Aluminum-Based Heterogeneous Surface for Efficient Solar Desalination and Fog Harvesting Processed by a Picosecond Laser.

Solar desalination and fog harvesting are two common ways to obtain fresh water, and both are promising methods to solve the water shortage problem. However, through either the fabrication of interfacial evaporators for solar desalination or the preparation of superwetting surfaces for fog harvesting, current methods suffer from long preparation times, high costs, and low efficiency. Herein, we report an efficient and simple method to process heterogeneous surfaces (HSs) on aluminum (Al) by picosecond laser processing combined with chemical treatment used for fog harvesting and seawater desalination. The as-prepared HS simultaneously consists of regular periodic stripe structures with superhydrophilicity and superhydrophobicity.
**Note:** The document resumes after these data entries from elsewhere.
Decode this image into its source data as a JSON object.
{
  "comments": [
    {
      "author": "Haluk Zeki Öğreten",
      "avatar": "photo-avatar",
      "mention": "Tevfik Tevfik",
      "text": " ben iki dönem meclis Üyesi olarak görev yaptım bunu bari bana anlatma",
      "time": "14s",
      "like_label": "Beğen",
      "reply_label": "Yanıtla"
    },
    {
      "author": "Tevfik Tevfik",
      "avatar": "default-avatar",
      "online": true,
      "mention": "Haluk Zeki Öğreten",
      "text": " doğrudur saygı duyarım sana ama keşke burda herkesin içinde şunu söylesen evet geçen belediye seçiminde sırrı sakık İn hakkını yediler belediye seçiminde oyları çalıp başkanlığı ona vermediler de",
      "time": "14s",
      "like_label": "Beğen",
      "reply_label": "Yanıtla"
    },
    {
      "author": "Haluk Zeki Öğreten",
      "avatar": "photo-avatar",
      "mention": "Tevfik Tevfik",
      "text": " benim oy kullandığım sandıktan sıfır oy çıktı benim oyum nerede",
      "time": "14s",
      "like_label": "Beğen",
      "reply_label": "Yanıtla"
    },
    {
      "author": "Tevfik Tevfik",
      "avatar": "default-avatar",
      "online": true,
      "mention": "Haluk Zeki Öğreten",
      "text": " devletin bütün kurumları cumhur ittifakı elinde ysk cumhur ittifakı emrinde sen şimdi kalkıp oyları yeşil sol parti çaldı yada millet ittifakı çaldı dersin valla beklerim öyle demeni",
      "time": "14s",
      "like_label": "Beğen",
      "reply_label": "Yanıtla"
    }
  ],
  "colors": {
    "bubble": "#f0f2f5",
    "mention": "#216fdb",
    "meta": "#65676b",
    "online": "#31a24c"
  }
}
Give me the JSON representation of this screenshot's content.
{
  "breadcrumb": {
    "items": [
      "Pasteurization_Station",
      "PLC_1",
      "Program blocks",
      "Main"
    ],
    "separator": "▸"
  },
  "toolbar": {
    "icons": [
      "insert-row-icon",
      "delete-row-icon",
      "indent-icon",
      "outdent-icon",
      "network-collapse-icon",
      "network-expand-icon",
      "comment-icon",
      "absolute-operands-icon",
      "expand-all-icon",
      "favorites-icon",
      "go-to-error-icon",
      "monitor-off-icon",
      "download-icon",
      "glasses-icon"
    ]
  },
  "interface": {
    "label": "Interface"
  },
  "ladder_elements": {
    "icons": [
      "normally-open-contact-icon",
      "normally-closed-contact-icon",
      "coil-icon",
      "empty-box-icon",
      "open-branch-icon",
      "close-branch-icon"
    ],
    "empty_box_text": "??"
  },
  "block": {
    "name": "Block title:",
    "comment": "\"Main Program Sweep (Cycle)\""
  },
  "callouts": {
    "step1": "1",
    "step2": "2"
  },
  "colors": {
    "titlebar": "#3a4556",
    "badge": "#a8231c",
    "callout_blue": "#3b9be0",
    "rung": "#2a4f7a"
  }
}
The spacing of the superhydrophilic and superhydrophobic regions can be adjusted through the processing path. This surface has a 44% improvement in fog harvesting efficiency compared to a pristine Al sheet, which is 0.53 kg·m-2·h-1. Furthermore, it shows a high evaporation rate of 2.35 kg·m-2·h-1 under one sun irradiation with an energy efficiency of 52.39%. Such functional surfaces can be applied to obtain fresh water resources in both coastal regions and arid areas, where water mist is relatively abundant, providing reference and guidance for fresh water collection, and being a promising way to solve the water shortage problem.